You say we’re manufactured.
To that we all agree.
So make your choice and we’ll rejoice
in never being free!
There is a repeated motif: The Monkees are constantly trapped in a box, an obvious metaphor for their own feelings of being constrained by their public image. Through five separate dreams, each Monkee imagines themselves to be isolated within a confined space (ex. a large box or a giant vacuum) only to return to the “real world” where they’re not in control of their real life situations. It’s a movie borne of impotence, represented with a kissing contest where the female judge decides none of them are all that great. They couldn’t do anything about the political situation from within their kid-friendly definitions, so now they are struggling against their own self-centered imagined importance.
As shallow and silly as Head is, it somehow has more to say about political beliefs than any of the afore mentioned 1968 movies it shares its style with. Rewatching Head this weekend, suddenly it holds a renewed resonance as more than just a silly psychedelic showbiz satire by a band frustrated with their own image. In the era of Trump, I’ve been feeling a weird combination of feeling empowered by the resistance and defeatist toward the corrupt forces in office with few options for legitimate and effective rebellion. I can see a current strain of inter- and intragroup distrust and antagonism that keeps the public from uniting as a singular force to reject or fix the system currently in place. Similarly, not only are The Monkees straining against the forces keeping them trapped, they’re also rebelling against a series of everyday antagonists (the football player, the cop, the lunch lady) who ensure The Monkees are trapped in a singular form of expression. In both Head and modern politics, people are pressured to say the right things so they don’t isolate the people who usually agree with them, ultimately creating a feeling of being trapped by public image.
Head isn’t a comedy. It has its silly moments, but its not all that funny. It’s more dramatic than funny, it’s hateful, bitter, sour, and angry; in other words, Head is a really bad trip. But, in the current political atmosphere, Head has transformed from a transparent self-destruction into a horror movie of paranoid political consciousness.
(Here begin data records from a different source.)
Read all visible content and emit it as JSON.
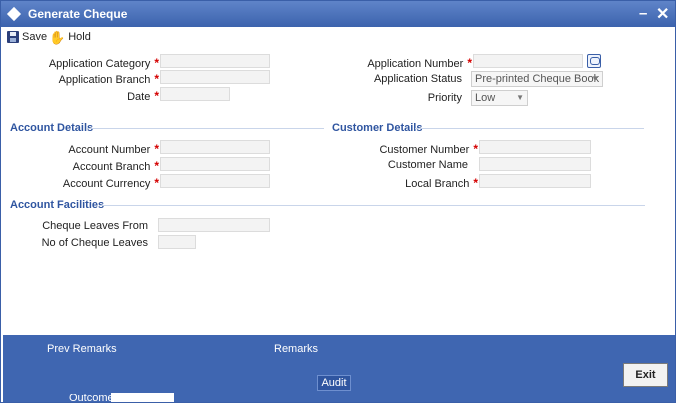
{
  "window": {
    "title": "Generate Cheque",
    "minimize_glyph": "–",
    "close_glyph": "✕"
  },
  "toolbar": {
    "save_label": "Save",
    "hold_label": "Hold"
  },
  "header": {
    "application_category_label": "Application Category",
    "application_branch_label": "Application Branch",
    "date_label": "Date",
    "application_number_label": "Application Number",
    "application_status_label": "Application Status",
    "application_status_value": "Pre-printed Cheque Book",
    "priority_label": "Priority",
    "priority_value": "Low"
  },
  "account_details": {
    "title": "Account Details",
    "account_number_label": "Account Number",
    "account_branch_label": "Account Branch",
    "account_currency_label": "Account Currency"
  },
  "customer_details": {
    "title": "Customer Details",
    "customer_number_label": "Customer Number",
    "customer_name_label": "Customer Name",
    "local_branch_label": "Local Branch"
  },
  "account_facilities": {
    "title": "Account Facilities",
    "cheque_leaves_from_label": "Cheque Leaves From",
    "no_of_cheque_leaves_label": "No of Cheque Leaves"
  },
  "footer": {
    "prev_remarks_label": "Prev Remarks",
    "remarks_label": "Remarks",
    "audit_label": "Audit",
    "outcome_label": "Outcome",
    "exit_label": "Exit"
  },
  "colors": {
    "title_bar": "#3c63ad",
    "footer": "#3f66b1",
    "section_title": "#2f55a0",
    "required": "#d40000"
  },
  "icons": [
    "diamond-icon",
    "save-icon",
    "hold-icon",
    "lookup-icon",
    "chevron-down-icon"
  ]
}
In the 18 months after the film, Peter Tork, Bob Rafelson and Mickey Dolenz left The Monkees in rapid succession. Michael Nesmith went on to have a healthy country rock career, eventually producing films like Repo Man and Tapeheads. He won the first Grammy given for Long Form Music Videos for his hour-long special Elephant Parts. Bob Rafelson and Bert Schneider would produce Easy Rider before forming BBS Productions with Stephen Blauner to produce New Hollywood cornerstone films like Five Easy Pieces. Mickey Dolenz, Davy Jones, and Peter Tork would struggle with stage, film, and music careers before forming The Monkees reunion in the late 1970s when The Monkees found renewed popularity in syndication (Tork would join in the 1980s).